Ein Dorfplatz für Generationen

Mehr Grün und Begegnung statt oberirdischer Parkplätze: Manuel Oberholzer plädiert für die geplante Zentrumsgestaltung in Schmerikon. Dank Tiefgarage entstehe Raum für Generationen, während ein Planungsneustart Zeit und Geld koste. Sein Fazit: Nein zur Initiative, Ja zum Dorfplatz.

Ein Dorfplatz für Generationen
Bild: z.V.g.

Mehr Platz für Menschen

Schmerikon hat die Chance auf ein Zentrum, das diesen Namen verdient: mehr Platz für Menschen, mehr Aufenthaltsqualität, mehr Grün und ein attraktiver Dorfplatz. Die Tiefgarage macht genau das möglich, weil Parkplätze unter die Erde verlegt werden und oberirdisch wertvoller Raum frei wird.

Ein Neustart kann teurer werden

Eine günstigere Variante klingt auf den ersten Blick attraktiv. Doch ein Neustart kostet ebenfalls Geld, braucht Jahre und garantiert weder tiefere Baukosten noch dieselbe Qualität.
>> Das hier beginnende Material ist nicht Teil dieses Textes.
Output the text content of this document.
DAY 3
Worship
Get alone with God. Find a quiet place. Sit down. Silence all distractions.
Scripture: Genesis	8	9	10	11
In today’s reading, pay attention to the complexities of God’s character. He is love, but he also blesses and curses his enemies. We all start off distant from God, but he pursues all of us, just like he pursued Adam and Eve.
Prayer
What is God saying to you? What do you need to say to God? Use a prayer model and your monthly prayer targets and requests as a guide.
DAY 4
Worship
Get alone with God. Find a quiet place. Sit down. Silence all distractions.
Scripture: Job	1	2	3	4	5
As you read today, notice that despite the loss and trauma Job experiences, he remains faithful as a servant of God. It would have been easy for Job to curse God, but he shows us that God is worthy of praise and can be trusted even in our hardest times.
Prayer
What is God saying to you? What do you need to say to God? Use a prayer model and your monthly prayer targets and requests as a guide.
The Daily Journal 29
Neue Planungskosten und möglicherweise wegfallende Förderbeiträge können dazu führen, dass ein Neustart die Bevölkerung stärker belastet als heute angenommen.

Tragbar investieren, langfristig profitieren

Am Ende wird jede Investition der Gemeinde über Steuern bezahlt – entweder wurde das Geld vorher angespart oder die Investition wird über mehrere Jahre finanziert. Bei einem grossen Bauprojekt zuerst so lange zu warten, bis der gesamte Betrag auf dem Konto liegt, wäre kaum sinnvoll.

Auch eine Gemeinde darf grössere Investitionen über Schulden finanzieren. Entscheidend ist nicht, ob dafür Fremdkapital benötigt wird, sondern ob die jährliche Belastung für die Gemeinde langfristig tragbar bleibt – und genau das ist in Schmerikon der Fall. Gleichzeitig entsteht ein Mehrwert, von dem mehrere Generationen profitieren.

Schön gestaltet – aber mit deutlich weniger Parkraum

Das Initiativkomitee zeigt als Alternative einen begrünten Platz mit 21 Kurzzeitparkplätzen. Gleichzeitig würden gegenüber der heutigen Planung jedoch mindestens 50 Parkplätze wegfallen. Die Tiefgarage schafft rund 70 Parkplätze unter der Erde. Damit wird Parkierung nicht einfach reduziert, sondern sinnvoll verlagert.

Aus dem Parkplatz wird ein Dorfplatz

Das bestehende Projekt schafft eine dauerhafte Lösung für Parkierung, Verkehr und Aufenthaltsqualität. Aus einem Parkplatz kann ein Dorfplatz werden. Nutzen wir diese Chance.

Für mich ist die Antwort klar:

Autos unter die Erde. Menschen auf den Platz.
Verantwortungsvoll investieren statt teuer aufschieben.

Nein zur Initiative – Ja zur Zentrumsgestaltung.